In Hackel’s recommended budget to the board, Lucido was awarded one additional position. After that was proposed, Lucido sought another 7-½ positions: two full-time assistant prosecutors, three part-time assistant prosecutors and three full-time “administrative coordinators” to handle the increasing amount of digital evidence, seek more payments from child-support delinquents and provide a backup prosecutors in more circuit courtrooms. The staff would increase from 96.5 to 104 positions.

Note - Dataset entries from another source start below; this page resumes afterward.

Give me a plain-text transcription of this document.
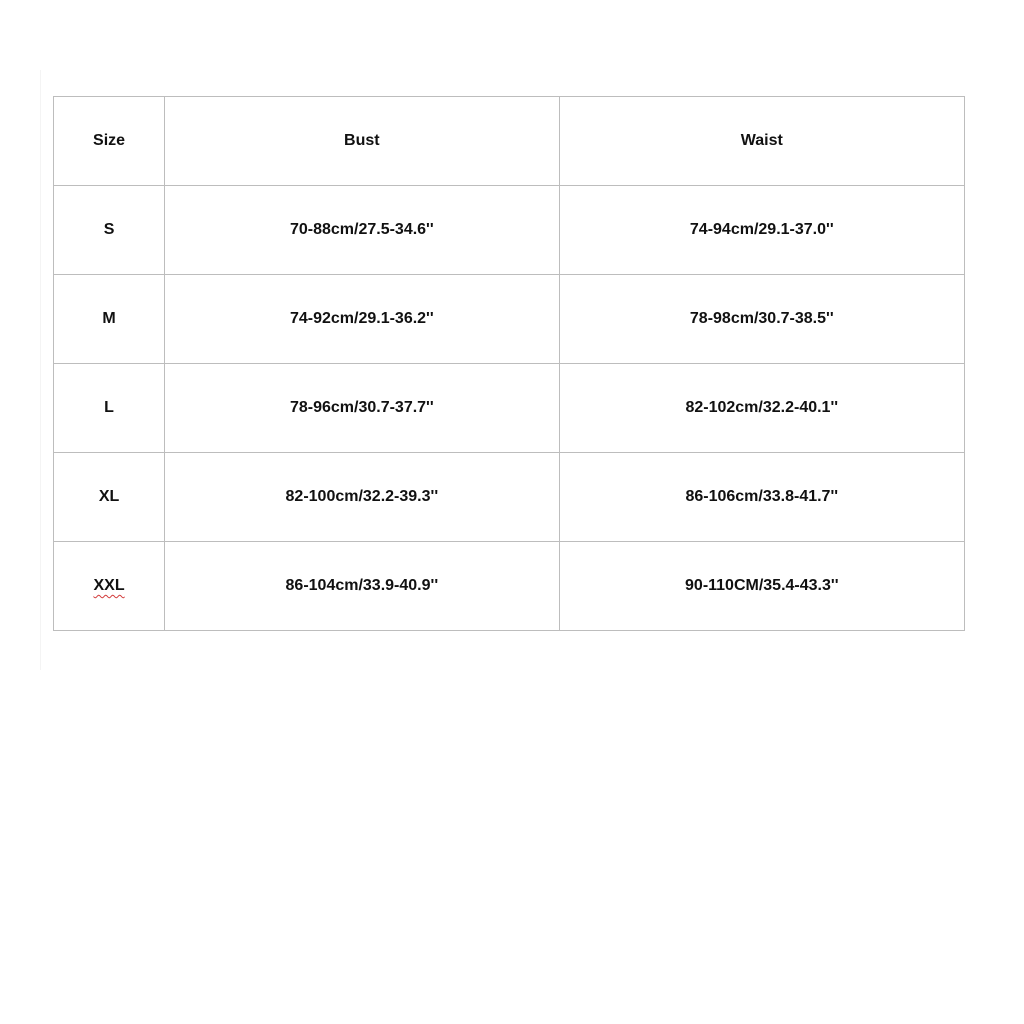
Size	Bust	Waist
S	70-88cm/27.5-34.6''	74-94cm/29.1-37.0''
M	74-92cm/29.1-36.2''	78-98cm/30.7-38.5''
L	78-96cm/30.7-37.7''	82-102cm/32.2-40.1''
XL	82-100cm/32.2-39.3''	86-106cm/33.8-41.7''
XXL	86-104cm/33.9-40.9''	90-110CM/35.4-43.3''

While the board rejected most of that request, it agreed to approve a resolution and appropriations-ordinance amendment to allow Lucido to use roughly $500,000 that was unspent in this year’s budget to hire staff next year. The money is available due to delays in hiring other staff that were approved last year. The agreement came after nearly an hour of discussion with the board’s attorney, Peter Webster, centered around an obscure 1925 state law that applies only to prosecutor budgets.
Staffing in Lucido’s department has been the source of controversy since he took office in 2021.
Lucido last year around this time gained two fulltime and two-part time positions from the board on top of 10 other full-time positions granted by Hackel. But Hackel at the start of 2022 refused to fill the two full-time and two part-time posts. However, Lucido earlier this year gained the right to the hirings in a lawsuit ruling.
Another benefactor of the amendments was Turning Point, the nonprofit organization that provides a shelter and other services for domestic abuse survivors. Turning Point’s receipt of $30,000 for services it provides to the county was increased to $50,000 for next year.